Geste difficile que de rééquilibrer un portefeuille. Mais nécessaire et profitable, selon la très grande majorité des analystes. Toute la question est de savoir quand rééquilibrer, comment et combien.
Rééquilibrer a un goût amer pour n’importe quel investisseur. «On vend ses titres gagnants et on achète ses perdants, ou tout au moins ceux qui ont moins bien performé. C’est une discipline qui fait souvent mal au coeur», reconnaît Daniel Laverdière, directeur principal au Centre d’expertise, chez Banque Nationale Gestion privée 1859.
Tout le défi tient à la «mécanique» de la chose. Malheureusement, à cause du grand nombre de variables à contrôler, les études systématiques sur le sujet n’abondent pas, comme le fait ressortir Richard Guay, professeur à l’École des sciences de la gestion de l’UQAM. «On trouve bien plus d’études relatives à la performance des portefeuilles, dit-il ; c’est plus facile à analyser pour un chercheur.»

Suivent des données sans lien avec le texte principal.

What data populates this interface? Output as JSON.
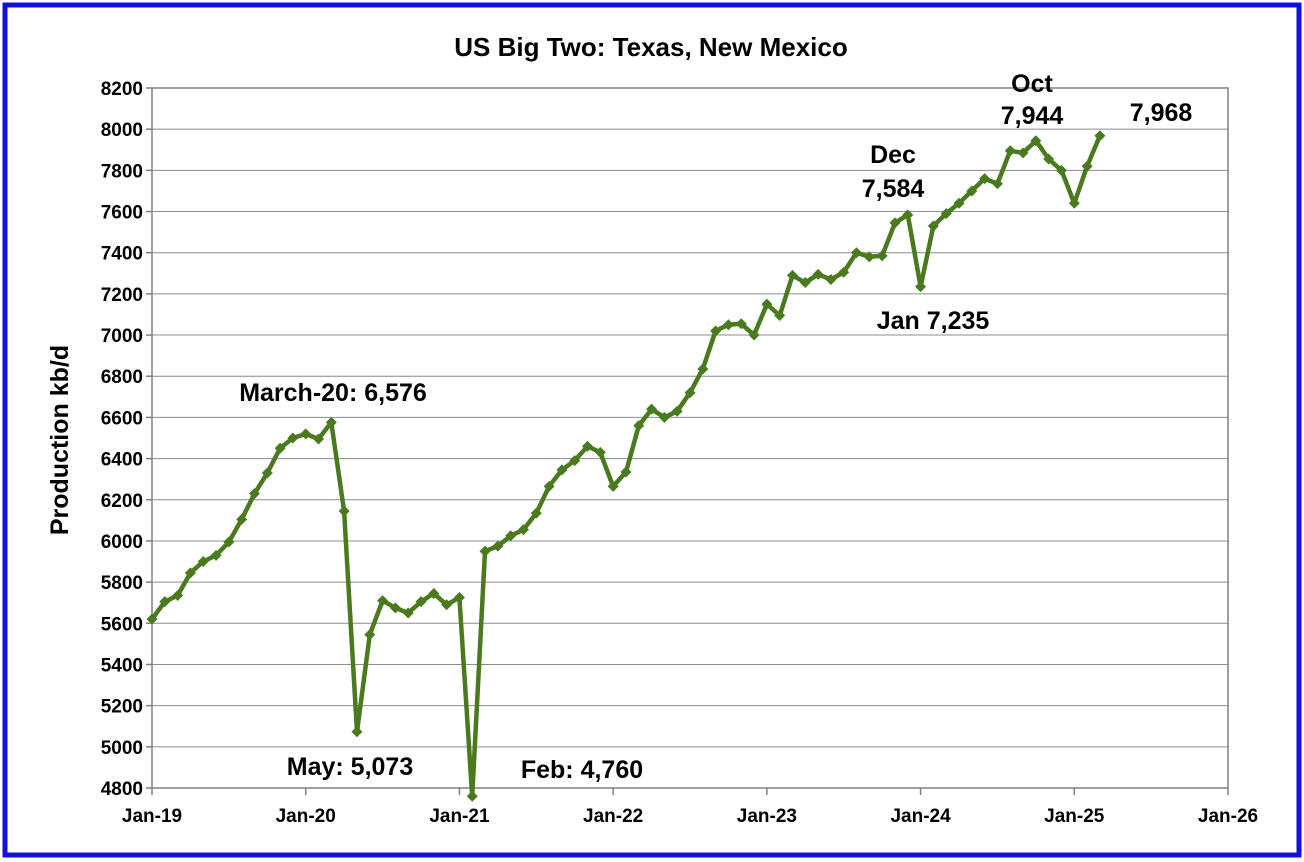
{
  "chart_data": {
    "type": "line",
    "title": "US Big Two: Texas, New Mexico",
    "xlabel": "",
    "ylabel": "Production kb/d",
    "ylim": [
      4800,
      8200
    ],
    "yticks": [
      4800,
      5000,
      5200,
      5400,
      5600,
      5800,
      6000,
      6200,
      6400,
      6600,
      6800,
      7000,
      7200,
      7400,
      7600,
      7800,
      8000,
      8200
    ],
    "xlim": [
      "2019-01",
      "2026-01"
    ],
    "xtick_labels": [
      "Jan-19",
      "Jan-20",
      "Jan-21",
      "Jan-22",
      "Jan-23",
      "Jan-24",
      "Jan-25",
      "Jan-26"
    ],
    "grid": "horizontal",
    "line_color": "#4a7a1e",
    "series": [
      {
        "name": "",
        "x": [
          "2019-01",
          "2019-02",
          "2019-03",
          "2019-04",
          "2019-05",
          "2019-06",
          "2019-07",
          "2019-08",
          "2019-09",
          "2019-10",
          "2019-11",
          "2019-12",
          "2020-01",
          "2020-02",
          "2020-03",
          "2020-04",
          "2020-05",
          "2020-06",
          "2020-07",
          "2020-08",
          "2020-09",
          "2020-10",
          "2020-11",
          "2020-12",
          "2021-01",
          "2021-02",
          "2021-03",
          "2021-04",
          "2021-05",
          "2021-06",
          "2021-07",
          "2021-08",
          "2021-09",
          "2021-10",
          "2021-11",
          "2021-12",
          "2022-01",
          "2022-02",
          "2022-03",
          "2022-04",
          "2022-05",
          "2022-06",
          "2022-07",
          "2022-08",
          "2022-09",
          "2022-10",
          "2022-11",
          "2022-12",
          "2023-01",
          "2023-02",
          "2023-03",
          "2023-04",
          "2023-05",
          "2023-06",
          "2023-07",
          "2023-08",
          "2023-09",
          "2023-10",
          "2023-11",
          "2023-12",
          "2024-01",
          "2024-02",
          "2024-03",
          "2024-04",
          "2024-05",
          "2024-06",
          "2024-07",
          "2024-08",
          "2024-09",
          "2024-10",
          "2024-11",
          "2024-12",
          "2025-01",
          "2025-02",
          "2025-03"
        ],
        "values": [
          5620,
          5705,
          5735,
          5845,
          5900,
          5930,
          5995,
          6105,
          6230,
          6330,
          6450,
          6500,
          6520,
          6495,
          6576,
          6145,
          5073,
          5545,
          5710,
          5675,
          5650,
          5705,
          5745,
          5690,
          5725,
          4760,
          5950,
          5975,
          6025,
          6055,
          6135,
          6265,
          6345,
          6390,
          6460,
          6430,
          6265,
          6335,
          6560,
          6640,
          6600,
          6630,
          6720,
          6835,
          7020,
          7050,
          7055,
          7000,
          7150,
          7095,
          7290,
          7255,
          7295,
          7270,
          7305,
          7400,
          7380,
          7385,
          7545,
          7584,
          7235,
          7530,
          7590,
          7640,
          7700,
          7760,
          7735,
          7895,
          7885,
          7944,
          7855,
          7800,
          7640,
          7820,
          7968
        ]
      }
    ],
    "annotations": [
      {
        "text": "March-20: 6,576"
      },
      {
        "text": "May: 5,073"
      },
      {
        "text": "Feb: 4,760"
      },
      {
        "text": "Dec"
      },
      {
        "text": "7,584"
      },
      {
        "text": "Jan 7,235"
      },
      {
        "text": "Oct"
      },
      {
        "text": "7,944"
      },
      {
        "text": "7,968"
      }
    ],
    "frame_color": "#1010e0"
  }
}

En effet, nombre de variables interviennent dans l’optimisation d’un rééquilibrage, les plus importantes étant la périodicité et la fréquence, les écarts de performance par rapport au profil de référence, les coûts de transaction, la taille du portefeuille, la fiscalité, et l’âge de l’investisseur. Le rééquilibrage optimal du portefeuille de 500 000 $ d’un retraité en phase de décaissement risque d’être différent de celui d’un membre de la génération Y dont le portefeuille de 20 000 $ peut être facilement rééquilibré grâce aux nouvelles entrées d’argent.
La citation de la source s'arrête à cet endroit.